А вечером, после ужина. Костя ушел к кучке берез, что стояли на отшибе от колка в степи. Лида помогла поварихе Варьке Кроликовой прибраться с посудой, надела ватник.
— Теть Варь, ты постелись тут без меня.
— Кудай-то ты, а? — Варька аж на месте ногами засеменила.
— Да к Косте я, — спокойно, с ленцой ответила Лида. — Куда ж мне еще?
— А…
Варька так и застыла с открытым ртом, пораженная Лидиной нескрытностью.
— Ворону проглотишь, тетя Варя.
— Тьфу! — опомнилась Варька. — Ни стыда, ни совести.
— Да где нам иметь такое. — И Лида тихо рассмеялась.
Подошла ко мне. Я сидел на прицепе вагончика и глядел в ту сторону, куда ушел Костя. И ничего уже не было видно, только темнела купава берез, и там, наверное, стоит Костя, курит и думает бог знает о чем и не ожидает никакой радости, а она, радость, сейчас к нему нагрянет. А может быть, не радость, и с этой минуты начнутся главные его страдания? И четко этак встали в памяти проводы Раздолинского, ливень и он с Лидой, слитые ливнем воедино.
— Думаешь все?
— Ага.
И ушла, и затихли ее шаги.
17
День назавтра замешался на сивенькой жидкой мути, как кисель на вымочке из овсяной шелухи. И муть эта потом держалась весь день, потому что ветер до того обленился, что даже осинового листа не трогал. Солнце светило тупо, как через высушенный бычий пузырь.

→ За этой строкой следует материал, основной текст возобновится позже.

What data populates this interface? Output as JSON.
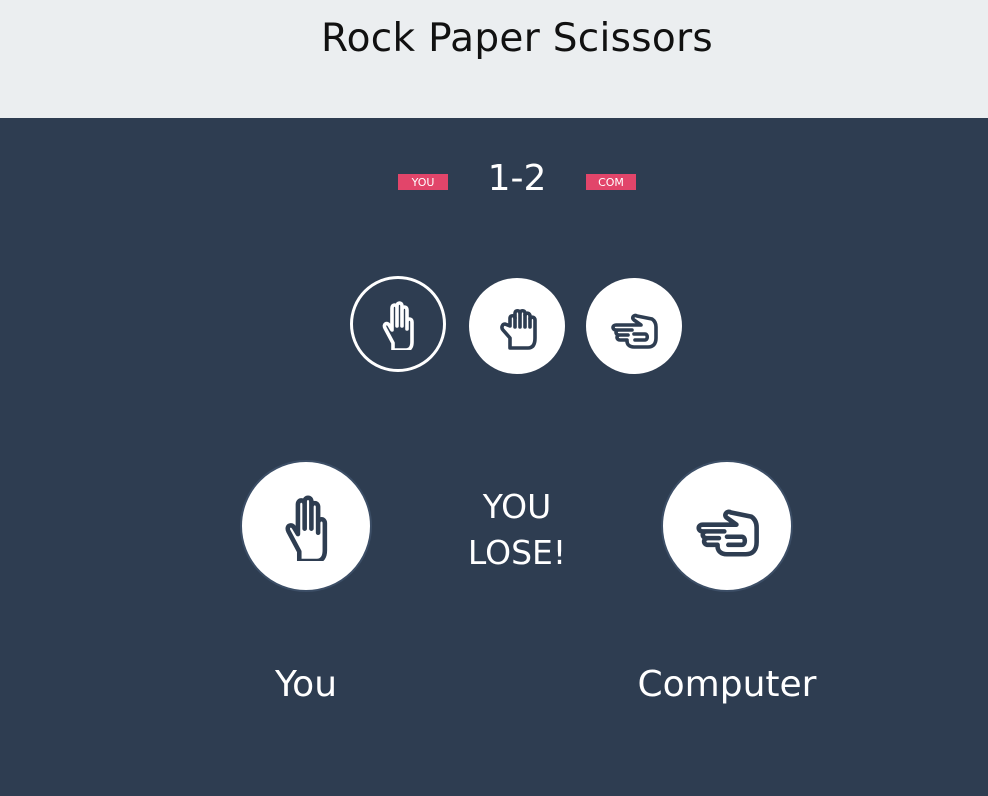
{
  "header": {
    "title": "Rock Paper Scissors"
  },
  "scoreboard": {
    "you_badge": "YOU",
    "score": "1-2",
    "com_badge": "COM"
  },
  "choices": [
    {
      "name": "paper",
      "icon": "paper-hand-icon",
      "selected": true
    },
    {
      "name": "rock",
      "icon": "rock-hand-icon",
      "selected": false
    },
    {
      "name": "scissors",
      "icon": "scissors-hand-icon",
      "selected": false
    }
  ],
  "result": {
    "line1": "YOU",
    "line2": "LOSE!"
  },
  "player": {
    "label": "You",
    "choice_icon": "paper-hand-icon"
  },
  "computer": {
    "label": "Computer",
    "choice_icon": "scissors-hand-icon"
  },
  "colors": {
    "background": "#2e3d51",
    "header": "#ebeef0",
    "badge": "#e2456a",
    "icon": "#2e3d51"
  }
}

Трактор чихал, кашлял, как простуженная кляча, исходя силой, еле двигался, то вдруг срывался, будто подстегнутый, пробегал десяток метров и опять заходился в одышке и кашле.
Костя по обыкновению не ругался, часто передергивал дроссель подсоса да горланил песни. Голос его клочьями прорывался через гул трактора, поэтому казалось, что он не пел, как-то со стоном вскрикивал. Меня раздражало Костино настроение, потому что сеялка вконец вымотала мне нервы: опять отвалилось два диска, я их кое-как закрепил и ждал, когда они отвалятся снова; втулка колеса разносилась, смазка в ней не держалась, и потому колесо шло с наклоном и вывертом, кричало поросенком день напролет. Я, озлясь, кидал в Костю комок земли, он испуганно оглядывался, а потом смеялся и грозил мне кулаком.
Мы сделали круг, и нас встретила Лида с двумя пучками в руках мелкого дикого лука. Костя слез с трактора, встал перед Лидой. У обоих рты хоть завязки пришивай — совсем одурели со вчерашнего вечера. Потом она кормила его луком, и он, растопырив грязные руки, захлебывался от удовольствия.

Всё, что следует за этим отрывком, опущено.